I now have a Masterbuilt cold smoker attachment and will be using it for the first time, and will be smoking meatloaf for the first time ever, so in a day of firsts who the heck knows what will happen here.  I also intend to do a review thread on the cold smoker attachment in the equipment forum.


Here's my mound o' meatloaf... sorry for bad focus but one of my hands was covered with raw meat so it was kind of hard to work my phone camera :biggrin:


Meatloaf divided and formed into the loaf pans


Letting the loaves rest and firm up in the fridge for a bit.


Smoker and cold smoker set up and ready to go


Now we drink some beer and wait...

post #2 of 18
Thread Starter 

Forgot to mention, I mostly got the recipe I'm using from this guy:




I love his videos.  Very easy to follow and he usually shares his recipes freely.


post #3 of 18
Thread Starter 

Loaded into the smoker


post #4 of 18
Gonna be tasty! Smokes meatloaf is the only way to eat meatloaf!
post #5 of 18
Thread Starter 

The Masterbuilt smoker attachment has been churning out smoke like a champ.  So nice to not have to load chips every 20 minutes anymore.:sausage: 

post #6 of 18
Thread Starter 

An hour in to the smoke... loaves at about 130 F


post #7 of 18
Thread Starter 

2 hours in and meatloaves at a little above 160.  Glazed with Sweet Baby Ray's and back in for 15 more minutes


post #8 of 18
Thread Starter 

finished product



went nicely with Mrs. Cal's mac and cheese



Overall very pleased with smoked meatloaf, and with my Masterbuilt smoker kit so far!

post #9 of 18
Thread Starter 

Here's my recipe:


Smoked Barbecue Meatloaf


2 lbs. ground chuck (80/20)

1 lb. ground pork

2 cups mirepoix

4 tsp. minced garlic

8 oz. breadcrumbs

2 eggs, lightly beaten

1 tbsp. soy sauce

1 tbsp. Worcestershire sauce

2 tsp. salt

1 tsp. black pepper

2 tsp. paprika

½ tsp. cayenne pepper

2 aluminum loaf pans


barbecue sauce for glazing

hickory wood chips


Lightly work the vegetables in with the ground beef, pork and garlic in a large mixing bowl.  Next, add the breadcrumbs, eggs and seasonings and work ingredients together until everything is combined.  Line aluminum loaf pans with plastic wrap, divide meatloaf in half and pack into aluminum loaf pans.  Leave meatloaf to rest in refrigerator for at least an hour.
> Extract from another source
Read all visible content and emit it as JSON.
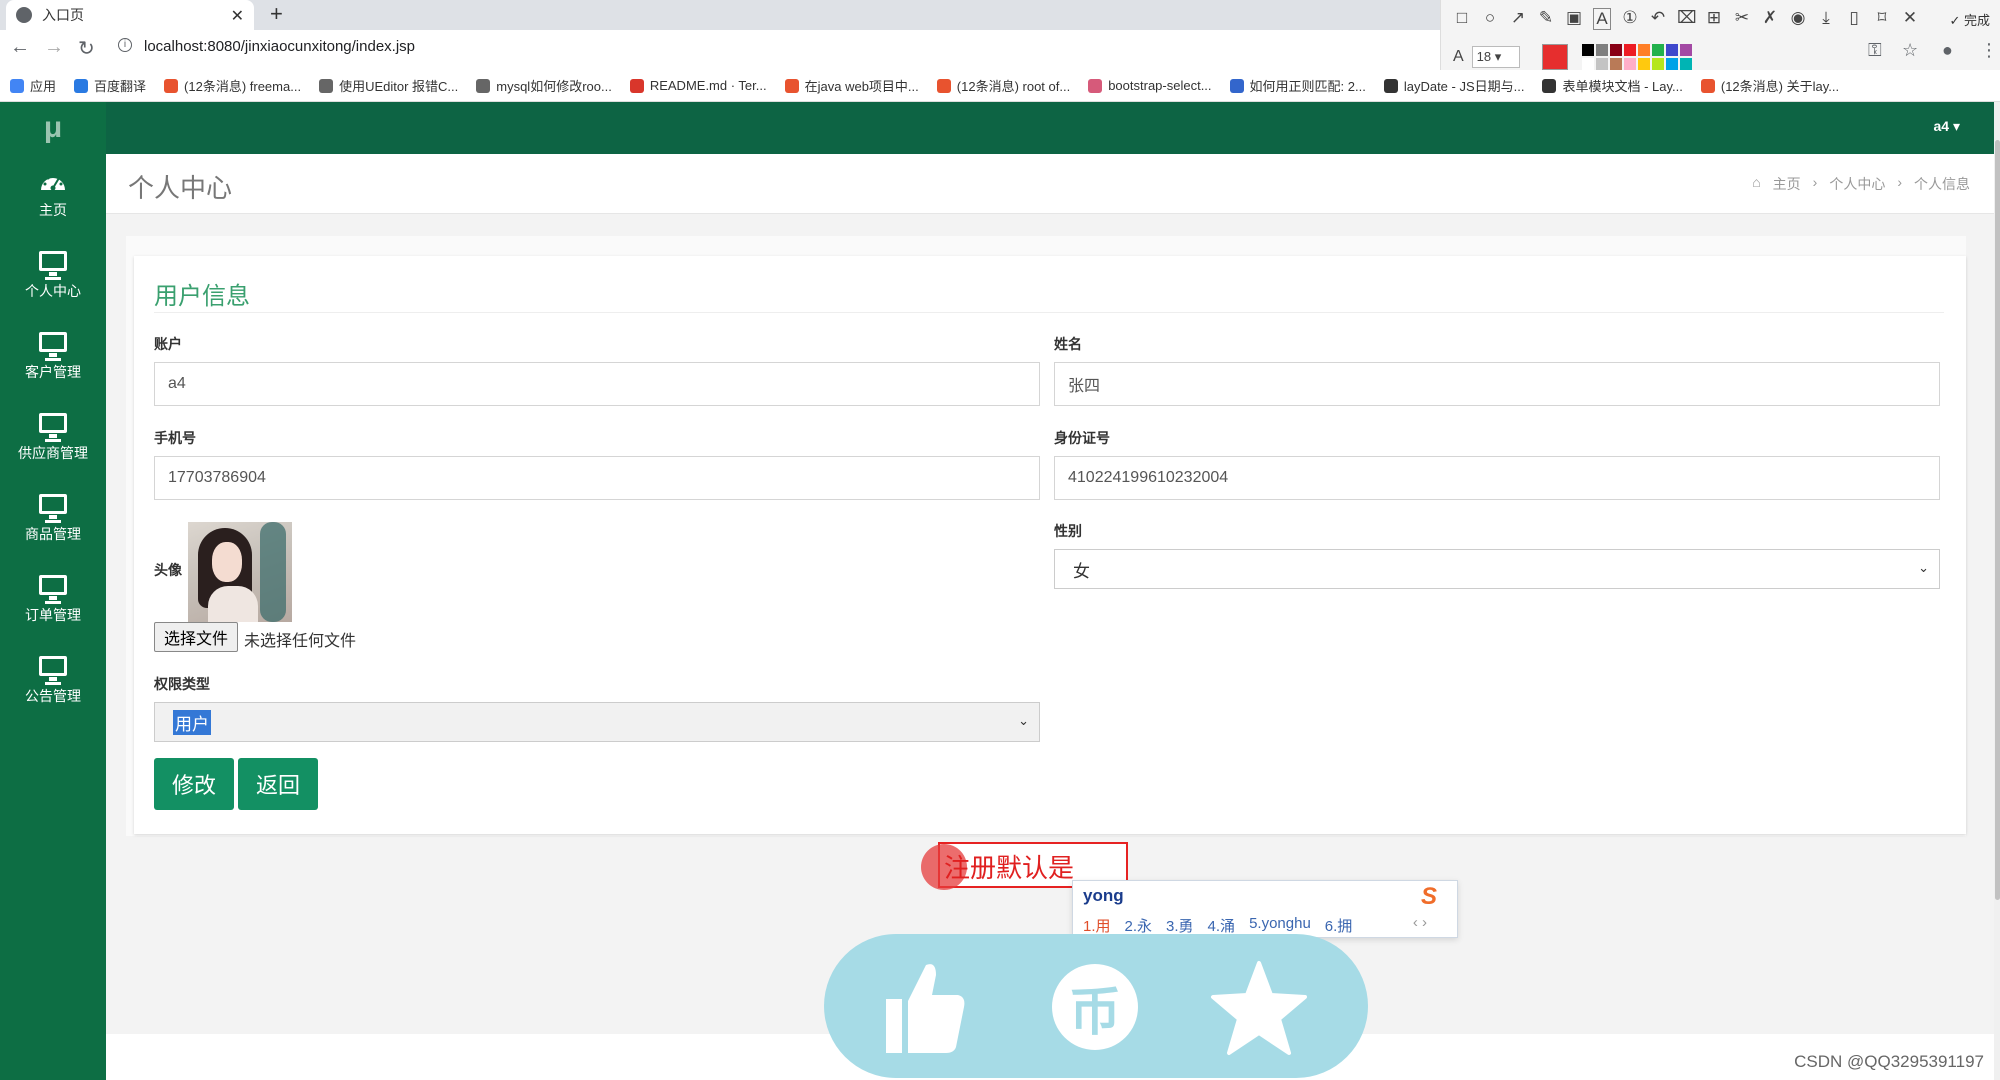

Start smoker and bring to 275 F with hickory wood for smoking.  Turn meatloaf pans out onto greased smoking rack and smoke for at least two hours.  Internal temperature of the meatloaf must reach at least 160 F.


Once both loaves have reached 160F, glaze with barbecue sauce (Sweet Baby Ray’s is fine) and return loaves to smoker for another 15 minutes until sauce is baked on.


Let meatloaf rest for about ten minutes before slicing and serving.

post #10 of 18
Looks great, nice smoke! Hopefully you have some leftovers for smoked meatloaf sandwees!!!!
post #11 of 18
Thread Starter 

Indeed I do.  Dinner tomorrow night for sure. Thumbs Up

post #12 of 18

Very nice! I'm so hungry right now.

post #13 of 18
Nice looking meatloaf!
post #14 of 18
Love the thread title! Haven't smoked a meatloaf yet. Might have to give it a try.
post #15 of 18

That looks really good!  Might be another one I need to add to the list!


Is your MES30 pretty new?  You might want to look into the AMNPS and make your life a lot easier :)

post #16 of 18

That looks simply BEAUTIFUL.

post #17 of 18

Nice , I'm getting hungry for a Meatloaf , good recipe .


Thanks for the look ,

post #18 of 18

Good looking meatloaf smoke.  Hard to beat a leftover m-loaf sammich.